Sur un ton balançant entre l’oriental et le maqam libanais, le morceau Jawwaz Bento (il a fait marier sa fille) vient casser le style assez classique qui domine depuis le début de l’album. Surfant sur des sonorités différentes, cette chanson casse légère­ment l’ambiance dans laquelle la chanteuse venait de nous mettre. Pas vraiment indispensable, on préfère passer directement à la suite.

Mention spéciale à Rah Ebäa Haddak (je vais rester à tes côtés), cinquième morceau de l’album. Un texte motivant sur la patrie, comme une ultime glorification offerte au Liban. Assez pop et léger pour une chanson patriotique, ce tube appartenant à un nouveau genre. Une proposition intéressante mais qui laisse tout de même l’auditeur un peu sur sa faim.

Avec une orchestration plus ample, la chanson Ehzar (fais atten­tion) plane elle aussi sur le thème de l’amour de la patrie, mais avec un texte en arabe classique aux messages assez vigoureux. Un avertissement lancé par la chanteuse à n’importe qui, pensant un jour ou l’autre à nuire à sa patrie, sur une mélodie assez riche mais sans aucune nouveauté. Pas vraiment un tube non plus.

C’est sur une mélodie de tango que Taallam Tekhsar (apprends à perdre) arrive comme une douce claque. Un morceau assez tendre malgré le sujet de rupture entre les deux amants. Suivi d’une mélodie encore plus romantique de guitare espagnole et de piano dans le titre Souë Tafahom (malentendu), ce sont les deux titres les plus romantiques de l’album.

Mais il est déjà temps de refermer les portes d’Ana Min et de la douce ballade sentimentale que nous propose son interprète. Julia Boutros signe ainsi un album à son image : tendre et théâ­tral, autant dans les éclats de voix que dans l’orchestration. Il s’agit probablement de l’album que les fans espéraient. Mais si ses albums précédents ont offert des chansons inoubliables, telles que Hékayet Watan (histoire d’amour), ou La Beahlamak (même pas dans tes rêves), on peine à voir quel morceau d’Ana Min réussira à s’imposer pareillement dans les mémoires. Des thèmes de toute évidence chers à la chanteuse, racontés de façon personnelle, même si, encore une fois, la force de cet album reste encore incertaine.

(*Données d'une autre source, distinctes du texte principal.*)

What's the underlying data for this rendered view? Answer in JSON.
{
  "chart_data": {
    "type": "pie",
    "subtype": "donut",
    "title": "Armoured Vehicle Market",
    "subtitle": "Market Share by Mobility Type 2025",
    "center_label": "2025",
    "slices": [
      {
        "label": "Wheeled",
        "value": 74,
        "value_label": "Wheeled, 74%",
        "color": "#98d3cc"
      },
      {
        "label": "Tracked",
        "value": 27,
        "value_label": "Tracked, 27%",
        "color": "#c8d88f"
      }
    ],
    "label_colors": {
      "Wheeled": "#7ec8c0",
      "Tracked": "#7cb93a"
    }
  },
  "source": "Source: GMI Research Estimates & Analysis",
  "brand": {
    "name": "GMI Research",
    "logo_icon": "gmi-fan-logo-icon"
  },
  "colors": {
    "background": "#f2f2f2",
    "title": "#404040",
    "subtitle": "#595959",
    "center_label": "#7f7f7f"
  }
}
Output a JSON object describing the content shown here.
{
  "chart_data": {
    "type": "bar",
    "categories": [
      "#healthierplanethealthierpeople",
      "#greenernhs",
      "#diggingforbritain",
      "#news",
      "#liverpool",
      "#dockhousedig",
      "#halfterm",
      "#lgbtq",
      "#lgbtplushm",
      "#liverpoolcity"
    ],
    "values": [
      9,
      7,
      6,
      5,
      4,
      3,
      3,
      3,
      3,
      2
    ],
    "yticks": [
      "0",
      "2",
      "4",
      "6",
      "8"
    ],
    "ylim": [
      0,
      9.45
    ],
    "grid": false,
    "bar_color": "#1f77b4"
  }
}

Les textes de l’opus sont triés à la manière d’un plat délicieux qu’on connaît par coeur : peu de place à l’innovation ou à la créativité. Que les fans n’essayent pas de chercher quelques messages subliminaux dans les textes : pour la plupart, ils livrent très vite leur message. Mais toutes les chansons, sans exception, valent tout de même le détour.